Humorous Touch Breathes Life Into UN Portrait

The U.N. For Beginners

By Ian Williams

Writers and Readers Publishing Inc.,

152 pages, $11

DO your eyes glaze over at the mere mention of the United Nations?

If you feel a yawn coming on but think you really should know something about how the world body works and what it has or has not achieved in its first half-century, this crisp account is likely to keep you both awake and entertained.

Cartoons and photos run through the prose on every page. The tongue-in-cheek humor keeps the reader constantly on guard. (Examples: "As the cold war froze on, the UN settled into one of its most useful roles - the official scapegoat of the world;" or, "If you have a Secretary-General visiting your home, the way to his heart is to give him a 21-gun salute as if he were a head of state....") The book is one in a comic documentary series for adults that aims to rescue from intellectualism such subjects as Plato, Nietszche, Islam, and now the UN.

"I wanted to put an 'F' in front of the UN - for FUN - the organization is much too important to be boring," says author Ian Williams. Currently president of the UN Correspondents Association, he has reported on the UN for The New York Observer, The Nation, New Statesman, and other publications since 1989. He says his approach to the book is "pointillist," aimed at building an overview through selective detail.

The author has little patience with UN bureaucracy, including what he calls "UNspeak," the strange multisyllabled language that creeps into most UN documents and resolutions. His best news stories, he insists, have come from employees loyal to UN ideals who have leaked data on the theory that only outside prodding can bring needed reform.
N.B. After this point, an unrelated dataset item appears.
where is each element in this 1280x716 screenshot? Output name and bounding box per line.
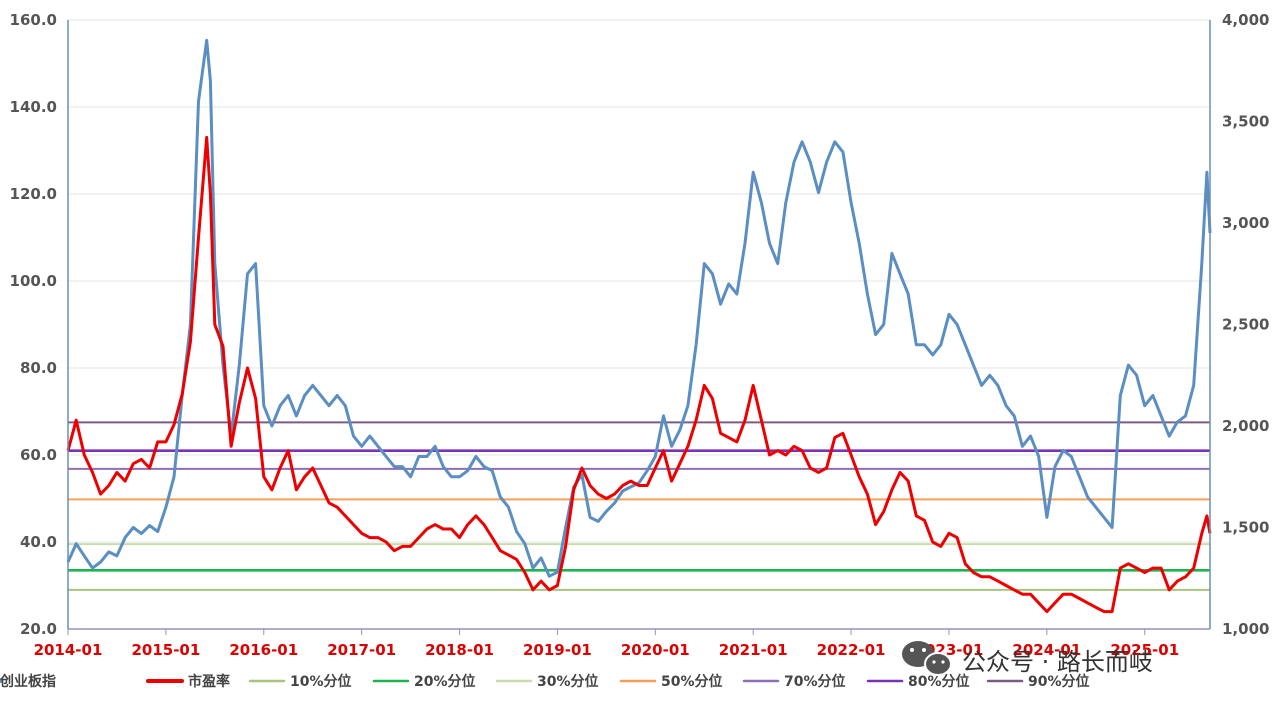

The first section of the book, which may prove the most interesting to many readers, deals with the role and powers of the UN's six main organs. We learn that the General Assembly, which controls the UN purse strings and works on treaties, does largely "unspectacular but useful" work. The Security Council, the focus of most UN action since the end of the cold war, specializes more, in the view of many diplomats, in "spectacular but useless" work. ECOSOC (the UN Economic and Social Council) is not "some ecologically sound footware," notes Williams, but the "Cinderella" of the UN that deals with development, business, feeding, and culture.

It takes about $10 billion a year, an amount equal to one-third of New York City's budget, to operate the UN and its peacekeeping missions. Since some nations, including the US, do not pay their dues on time or in full, the UN, legally barred from borrowing, is forced to juggle accounts. All this, the author notes, makes advance planning at the UN difficult and debtor nations even more reluctant to pay up.
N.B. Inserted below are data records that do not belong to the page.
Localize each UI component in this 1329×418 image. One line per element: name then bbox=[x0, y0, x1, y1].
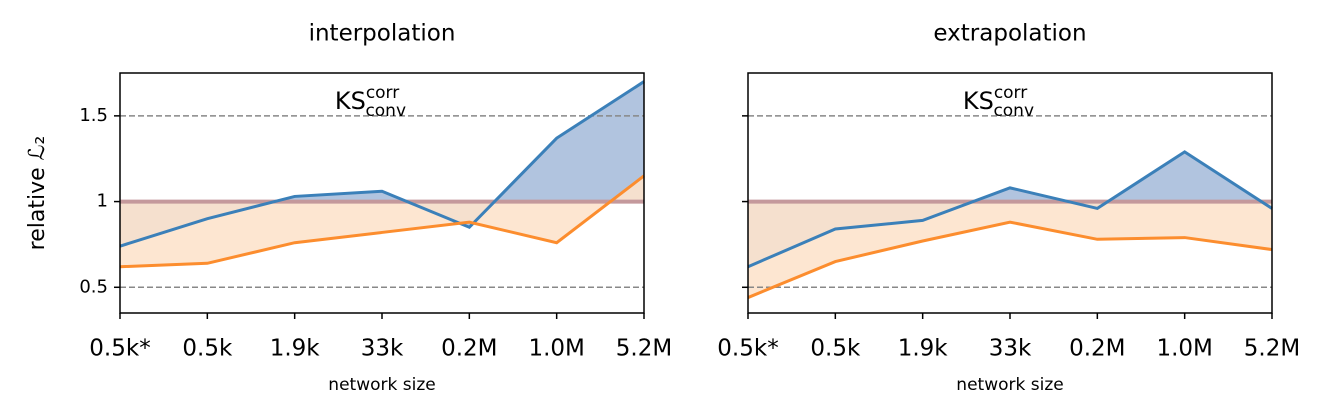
line bbox=[747, 150, 1273, 269]
x-tick-label: 0.5k bbox=[810, 336, 861, 362]
y-tick-label: 1 bbox=[97, 191, 108, 212]
annotation: KScorr conv bbox=[335, 83, 406, 121]
x-tick-label: 0.5k* bbox=[89, 336, 150, 362]
y-tick-label: 0.5 bbox=[79, 276, 108, 297]
annotation-sub: conv bbox=[365, 101, 406, 121]
line bbox=[119, 174, 645, 269]
x-axis-label: network size bbox=[956, 375, 1063, 395]
annotation-text: KS bbox=[963, 87, 994, 115]
chart-title: extrapolation bbox=[933, 21, 1086, 47]
annotation-sub: conv bbox=[993, 101, 1034, 121]
x-tick-label: 0.5k* bbox=[717, 336, 778, 362]
x-tick-label: 1.0M bbox=[528, 336, 584, 362]
y-tick-label: 1.5 bbox=[79, 105, 108, 126]
annotation: KScorr conv bbox=[963, 83, 1034, 121]
x-tick-label: 5.2M bbox=[1244, 336, 1300, 362]
x-tick-label: 0.2M bbox=[441, 336, 497, 362]
x-tick-label: 1.9k bbox=[898, 336, 949, 362]
annotation-sup: corr bbox=[994, 83, 1027, 103]
y-axis-label: relative ℒ₂ bbox=[25, 136, 50, 251]
annotation-text: KS bbox=[335, 87, 366, 115]
line bbox=[747, 220, 1273, 299]
area-fill bbox=[748, 201, 1272, 298]
x-tick-label: 33k bbox=[361, 336, 404, 362]
x-tick-label: 1.9k bbox=[270, 336, 321, 362]
x-axis-label: network size bbox=[328, 375, 435, 395]
area-fill bbox=[120, 175, 644, 267]
x-tick-label: 0.5k bbox=[182, 336, 233, 362]
x-tick-label: 0.2M bbox=[1069, 336, 1125, 362]
chart-title: interpolation bbox=[309, 21, 456, 47]
x-tick-label: 5.2M bbox=[616, 336, 672, 362]
line bbox=[119, 80, 645, 248]
annotation-sup: corr bbox=[366, 83, 399, 103]
x-tick-label: 33k bbox=[989, 336, 1032, 362]
x-tick-label: 1.0M bbox=[1156, 336, 1212, 362]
No neutral observer, Williams holds strong opinions. He sees UN actions in terms of a wide gap between the ideal and the actual. For him, UN failings loom larger than successes.

He credits the UN with playing a major role in everything from improving the international communications system to setting global human-rights standards. He says the UN played an "honorable" role in South Africa's apartheid controversy by depriving Pretoria of its UN vote in 1974 and later imposing a mandatory arms embargo on South Africa. Yet in Williams's view, much of what the UN has said and done is hypocritical.

In Bosnia-Herzegovina, for instance, he says the Security Council has passed too many conflicting mandates for UN peacekeepers, who have failed to distinguish adequately between victim and aggressor.

Unchecked arms sales by the UN's most powerful members, the author contends, have contributed significantly to UN difficulties in such conflicts as that in Somalia. Williams also chides the major powers for trying to influence the secretary-general's top staff choices in what he calls a direct violation of the UN Charter.

The author keeps a short list of UN "heroes." Former Secretary-General Dag Hammarskjold gets high marks for having stood up to Soviet pressure (including Nikita Khruschev's shoe-banging episode) to resign after the Congo crisis of the 1960s. U Thant of Burma, the UN's first chief executive from the developing world, also nets kudos as a man of vision and independence who recognized early on the danger in the growing gap between rich and poor nations.

Also high on Williams's list is Ralph Bunche, the black American intellectual and former UN undersecretary-general who wrote the key colonial and trusteeship sections of the UN Charter and won the 1950 Nobel Peace Prize for his work with Arabs and Israelis. The author concludes that the UN is more good than bad, but that it could be better, and that more grass- roots interest would help. He urges readers to watch over how their national delegations vote and behave. "It's your United Nations," he insists. "Rescue it from the gray people in the gray suits!"